# She has forgivin me, now what



## Cory W (Nov 29, 2010)

I have cheated, and she has forgivin me, now we are dealing with the grief and low self worth issues. her familly has stated that they want nothing to do with me, this I understand completely. My father in law states that I'm a liar and I need to come up with a plan to prove that I'm no longer lieing, this confuses me. does anyone relate? What can I do other than give it time?


----------



## chefmaster (Oct 30, 2010)

Generally, and especially coming from a father-in-law, proof means:

1. At least a 1 year commitment to marriage counseling, to which he will refer every time you see him.

2. Increasing the time spent with your wife to include every spare moment of your time so all windows of opportunity for continuation or relapse are closed.

3. And as not to drive each other crazy spending every moment together, when you are at home it will be her answering the phone when he calls because you will be busy reparing something as to make the house more comfy for her.

4. This to include random stop-bys by said father-in-law who will expect to see you working on said projects shaking his head at you just before you look at the ground in shame.
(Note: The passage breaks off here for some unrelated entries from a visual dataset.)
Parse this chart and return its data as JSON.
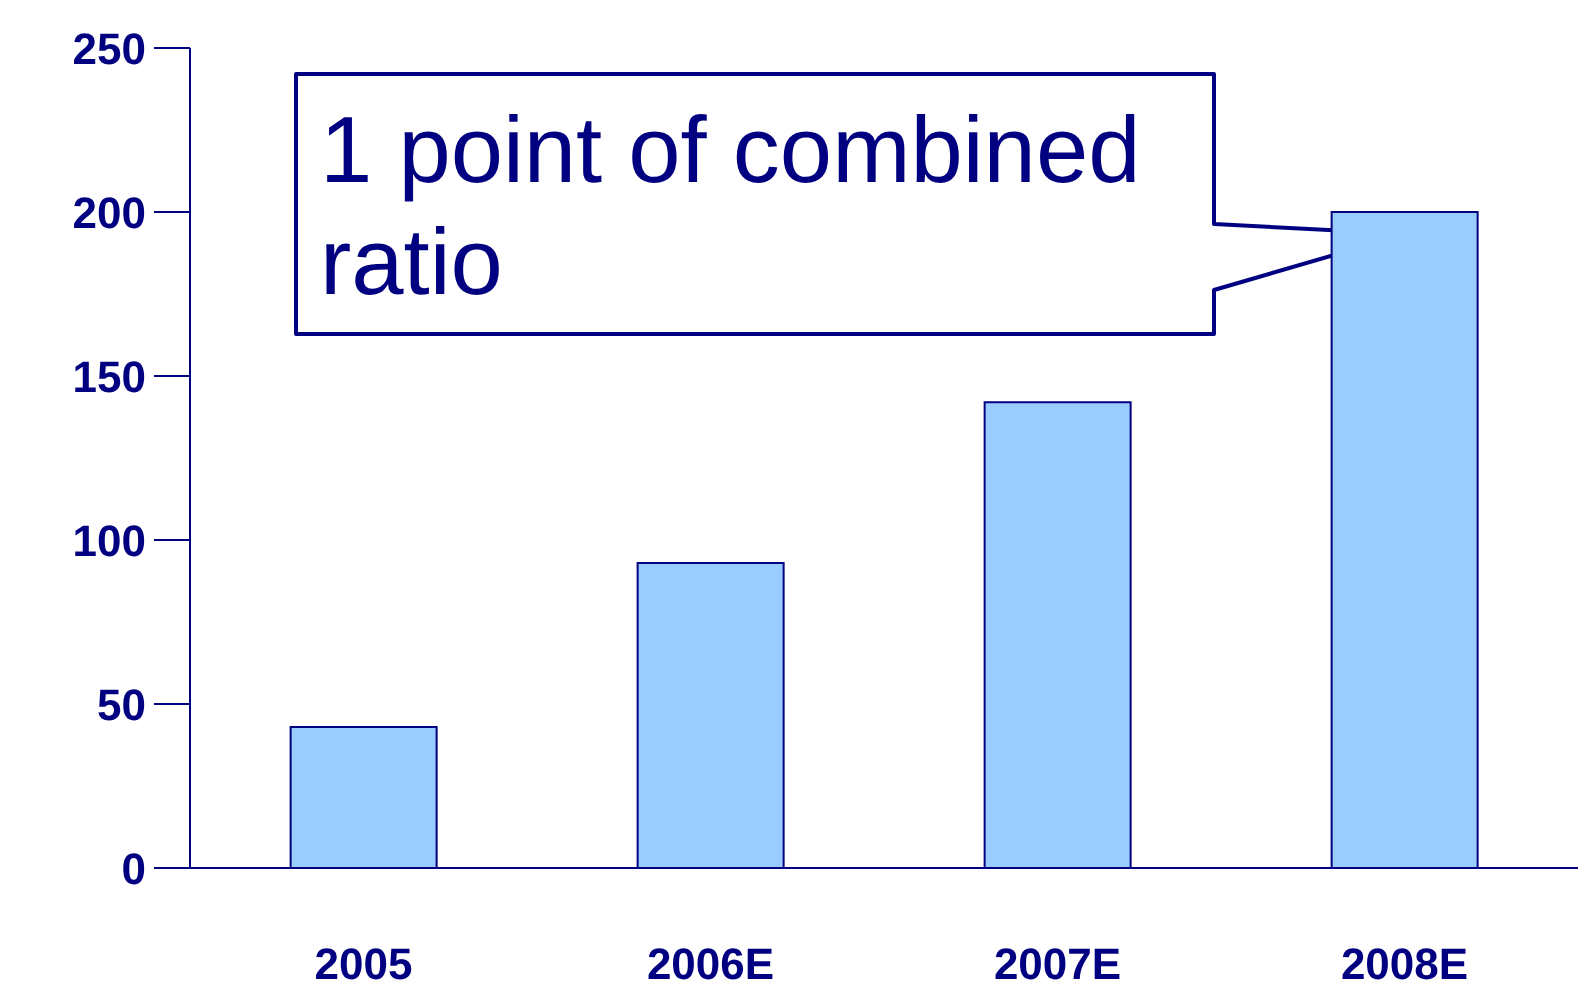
{
  "chart_data": {
    "type": "bar",
    "categories": [
      "2005",
      "2006E",
      "2007E",
      "2008E"
    ],
    "values": [
      43,
      93,
      142,
      200
    ],
    "color": "#99ccff",
    "ylim": [
      0,
      250
    ],
    "yticks": [
      0,
      50,
      100,
      150,
      200,
      250
    ],
    "grid": false,
    "annotations": [
      "1 point of combined ratio"
    ]
  }
}
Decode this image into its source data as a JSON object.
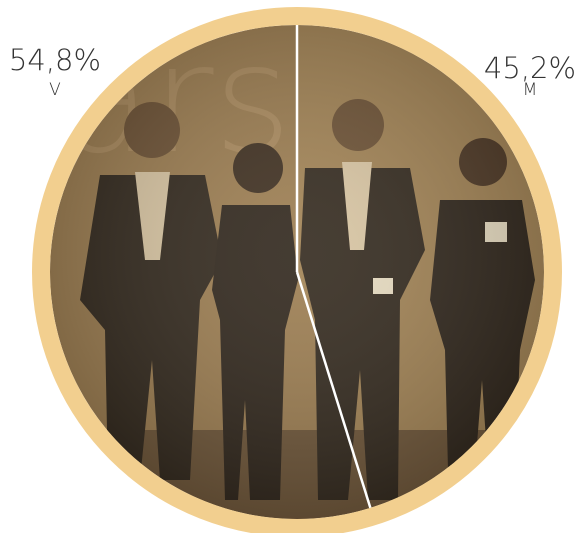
{
  "chart_data": {
    "type": "pie",
    "categories": [
      "V",
      "M"
    ],
    "values": [
      54.8,
      45.2
    ],
    "value_labels": [
      "54,8%",
      "45,2%"
    ],
    "colors": [
      "#9a7a4c",
      "#a08050"
    ],
    "ring_color": "#f2cf8f"
  }
}
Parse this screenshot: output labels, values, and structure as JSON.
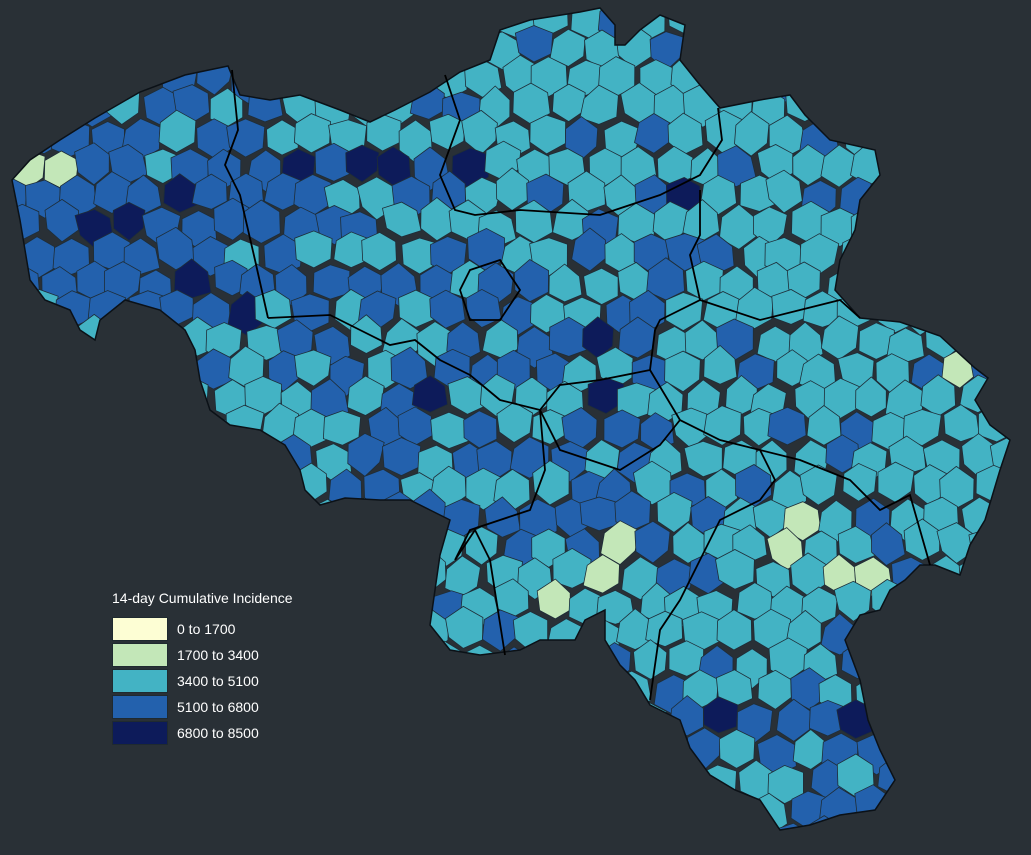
{
  "legend": {
    "title": "14-day Cumulative Incidence",
    "items": [
      {
        "label": "0 to 1700",
        "color": "#fdfed4"
      },
      {
        "label": "1700 to 3400",
        "color": "#c3e7b8"
      },
      {
        "label": "3400 to 5100",
        "color": "#43b3c4"
      },
      {
        "label": "5100 to 6800",
        "color": "#2361ad"
      },
      {
        "label": "6800 to 8500",
        "color": "#0d1b5a"
      }
    ]
  },
  "colors": {
    "background": "#293036",
    "municipality_border": "#1e2d38",
    "province_border": "#000000"
  }
}
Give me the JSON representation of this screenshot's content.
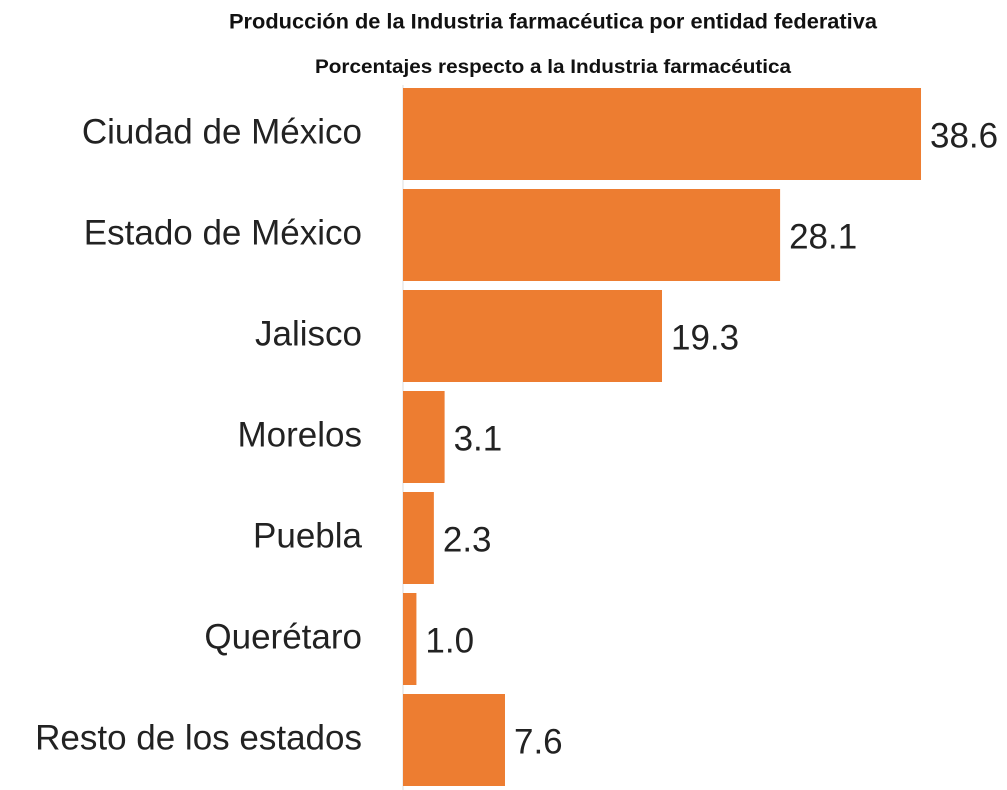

5. A new, completely unaffordable wedding ring, since the old one has been tarnished, worth at least 25% of your home or 50% of your annual income, whichever is higher...paid for in full.
Confirming for him that if you ever stray again his daughter will have you by your last gonad hair.


----------



## Workingitout (Sep 27, 2010)

You are married to your wife, not your father-in-law. Show your wife that you can be trusted and she will report back to her father. All he wants is for his daughter to be happy.


----------



## anx (Nov 30, 2010)

Some people feel totally lost without a list and plan. Write it down. I agree with almost everything chef has to say. I don't agree on the ring price unless thats whats important to your wife. Get something that she feels would be special.


----------



## F-102 (Sep 15, 2010)

Talk it over with your wife. While I'm not one to look a gift horse in the mouth, she knows dad better than you. Maybe she knows a way to prove it to him. Generally, I agree with the one who said you are not married to your FIL, but just give it time, and put your Ws mind at ease by showing her that you can be trusted.


----------